Tommaso d’Aquino, Somma Telogica
AA. VV.
Statuto accademico
Chartularium Universitatis Parisiensis
L’ordinamento didattico.
Che nessuno legga alle Arti a Parigi prima del ventunesimo anno di età; senza aver frequentato le lezioni per almeno sei anni non sia ammesso a leggere; inoltre si impegni a farlo per almeno due anni a meno che non gli sopraggiunga un ragionevole impedimento, da provarsi pubblicamente o di fronte a una commissione, o che egli non si renda colpevole di qualche grave mancanza. Quando sarà pronto a leggere, il candidato sia esaminato secondo le modalità previste dal documento del vescovo di Parigi, che contiene inoltre la pace tra il cancelliere e gli studenti, confermata dai legati del Papa – ossia il vescovo e il decano di Troyes – approvata e controfirmata da Pietro vescovo di Parigi e dal suo cancelliere.
(n. 20, p. 78)
Il calendario accademico.
Quanti cominceranno le loro lezioni dopo la festività del beato Dionigi dovranno concluderle tanti giorni dopo gli altri quanto più tardi avranno iniziato. Ciascuno, in buona fede, valuterà quanto dedicare alle singole parti dei testi, in proporzione al tempo complessivo stabilito per le sue lezioni. Inoltre a nessuno sarà lecito leggere per più di due corsi ordinari, o tenere corsi straordinari, o tenerli in ore e con modalità diverse da quelle ordinarie. A partire dalla festività di san Giovanni Battista fino a quella del beato Remigio, ciascuno prepari le proprie lezioni in modo tale da fornire le spiegazioni più soddisfacenti per sé e per gli altri. […] Infine a nessuno sia consentito di leggere nei giorni consacrati agli apostoli e agli evangelisti, né nei tre giorni immediatamente successivi alle festività del Natale, della Pasqua e della Pentecoste, né alla vigilia di tali feste oltre l’ora terza.
(n. 246, pp. 278-279)
Dispute e tumulti.
I baccellieri ed altre persone che partecipano a dette dispute hanno la presunzione di intervenire sulla base solo della propria autorità, e mancano di rispetto ai maestri che dibattono, provocando un tumulto tale da impedire che si giunga a vere conclusioni del dibattito; è chiaro inoltre che tali dispute non sono affatto utili agli studenti che vi assistono; ragion per cui deliberiamo che nessun maestro, baccelliere o studente intervenga senza il permesso o l’autorizzazione del maestro che dirige il dibattito, e che si debba richiedere il permesso di intervenire non a voce, ma, rispettosamente, facendo un segno.
(n. 695, pp. 154-155)
AA.VV., Chartularium Universitatis Parisiensis, Paris, H. Denifle e A. Chatelain, 1889
Henry Anstey
Alla Facoltà delle Arti il numero di quanti sono chiamati a “determinare” le questioni cresce talvolta al punto che, trovando già occupate dai maestri le scuole pubbliche, di ampiezza e condizione decorosa, altri maestri sono costretti a “determinare” in miseri e profani edifici privati, al di fuori o anche nella stessa strada delle scuole, all’interno di piccole stanzette o di appartamenti penetrali, malamente accessibili agli studenti. Qui sia a causa della mancanza di un uditorio di critici qualificati (graduatorum replicantium), sia per la scarsa conoscenza e la modestia del luogo, spesso essi vengono lasciati a lungo solamente con quanti hanno il compito di rispondere (cum responsalibus): ciò rappresenta un disonore e un’infamia per la Facoltà, e un grave danno per l’insegnamento. La venerabile congregazione dei maestri reggenti e non reggenti si compiace perciò di stabilire e ordinare che non sia consentito a costoro di assolvere i loro compiti accademici al di fuori delle trentadue scuole situate nella strada delle scuole […].

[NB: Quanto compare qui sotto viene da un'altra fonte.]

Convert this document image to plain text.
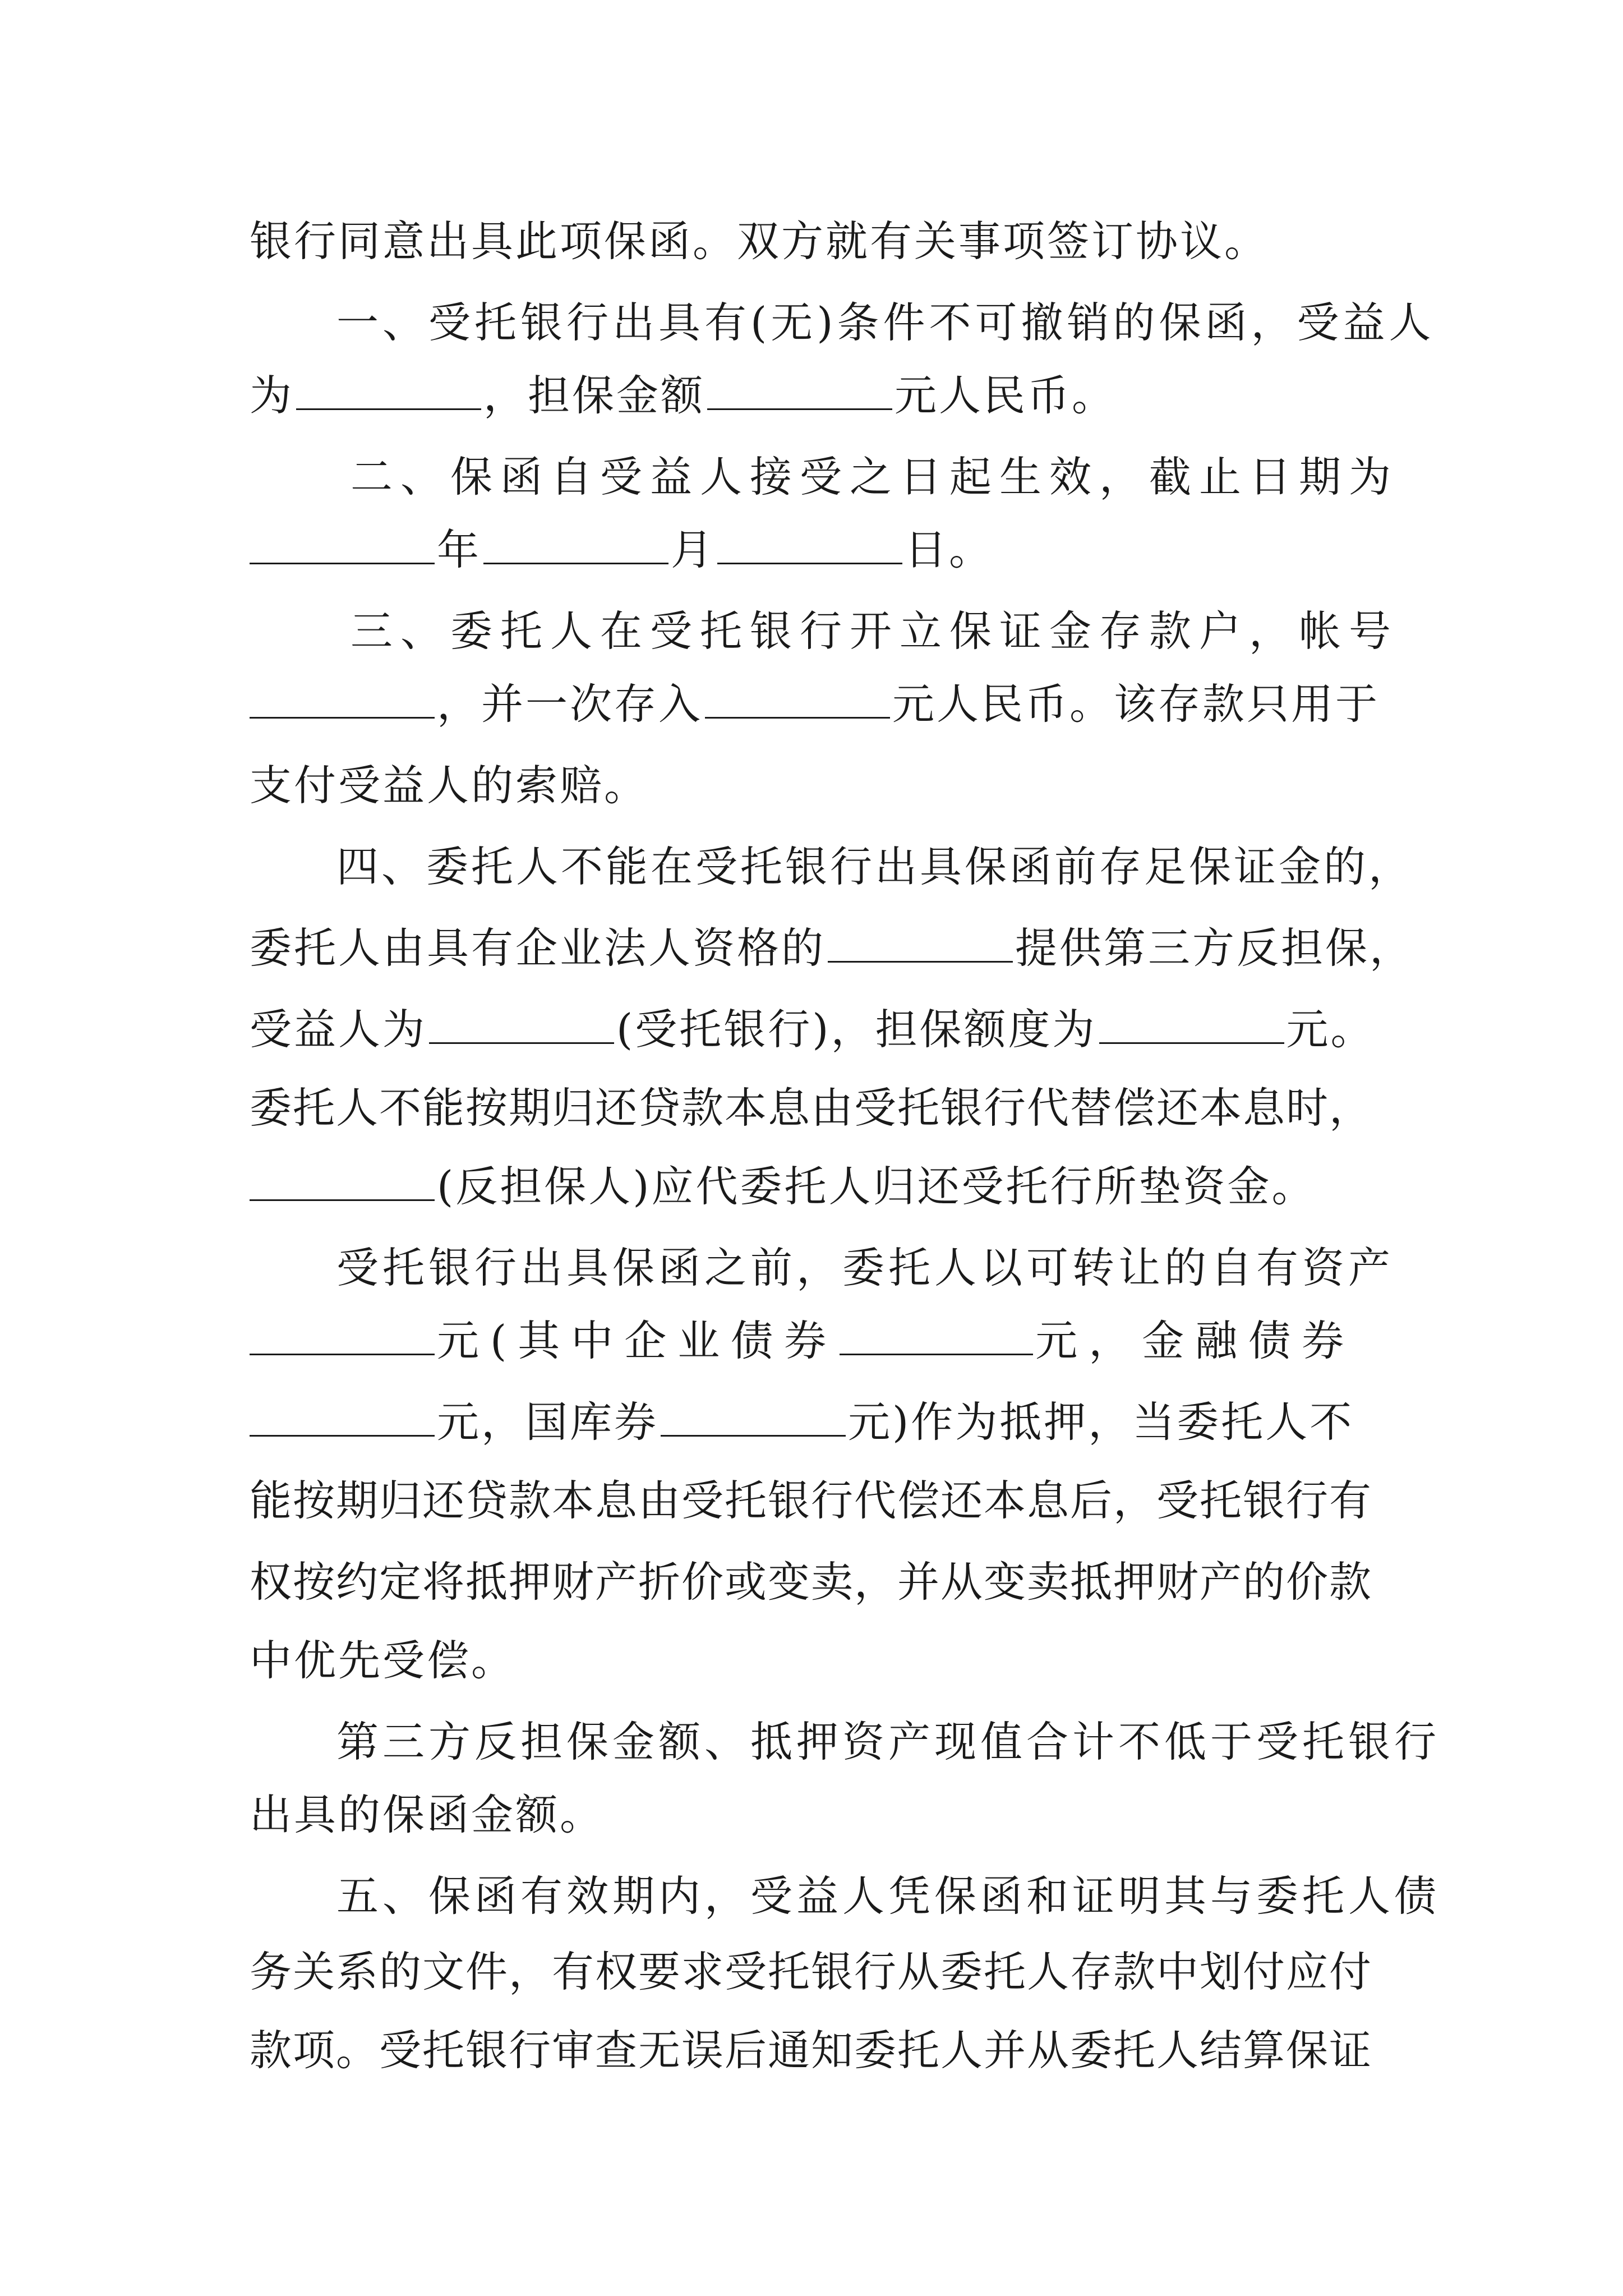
银行同意出具此项保函。双方就有关事项签订协议。
一、受托银行出具有(无)条件不可撤销的保函，受益人
为	，担保金额	元人民币。
二、保函自受益人接受之日起生效，截止日期为
年	月	日。
三、委托人在受托银行开立保证金存款户，帐号
，并一次存入	元人民币。该存款只用于
支付受益人的索赔。
四、委托人不能在受托银行出具保函前存足保证金的，
委托人由具有企业法人资格的	提供第三方反担保，
受益人为	(受托银行)，担保额度为	元。
委托人不能按期归还贷款本息由受托银行代替偿还本息时，
(反担保人)应代委托人归还受托行所垫资金。
受托银行出具保函之前，委托人以可转让的自有资产
元(其中企业债券	元，金融债券
元，国库券	元)作为抵押，当委托人不
能按期归还贷款本息由受托银行代偿还本息后，受托银行有
权按约定将抵押财产折价或变卖，并从变卖抵押财产的价款
中优先受偿。
第三方反担保金额、抵押资产现值合计不低于受托银行
出具的保函金额。
五、保函有效期内，受益人凭保函和证明其与委托人债
务关系的文件，有权要求受托银行从委托人存款中划付应付
款项。受托银行审查无误后通知委托人并从委托人结算保证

H. Anstey, Munimenta academica or Documents illustrative of academical life and studies at Oxford, 1868
Riccardo di Bury
Ordunque, quando uno scolaro qualsiasi, secolare o religioso (pari sono, quanto al presente beneficio), chieda in prestito un libro, i custodi devono considerare attentamente se esista una copia di esso; in tal caso prestino il libro dietro cauzione, che deve eccedere a loro giudizio il valore del libro prestato; si registri immediatamente tanto la cauzione che il libro prestato in una scheda che contenga i nomi delle persone che danno e di colui che riceve il libro, con il giorno e l’anno in cui avviene il prestito. Se invece i custodi scoprono che il libro richiesto non è stato duplicato, non debbono assolutamente prestarlo a nessuno, che non sia del gruppo degli scolari della detta aula; eventualmente possono concederlo in consultazione all’interno delle mura del collegio o della detta aula: ma non deve essere portato fuori.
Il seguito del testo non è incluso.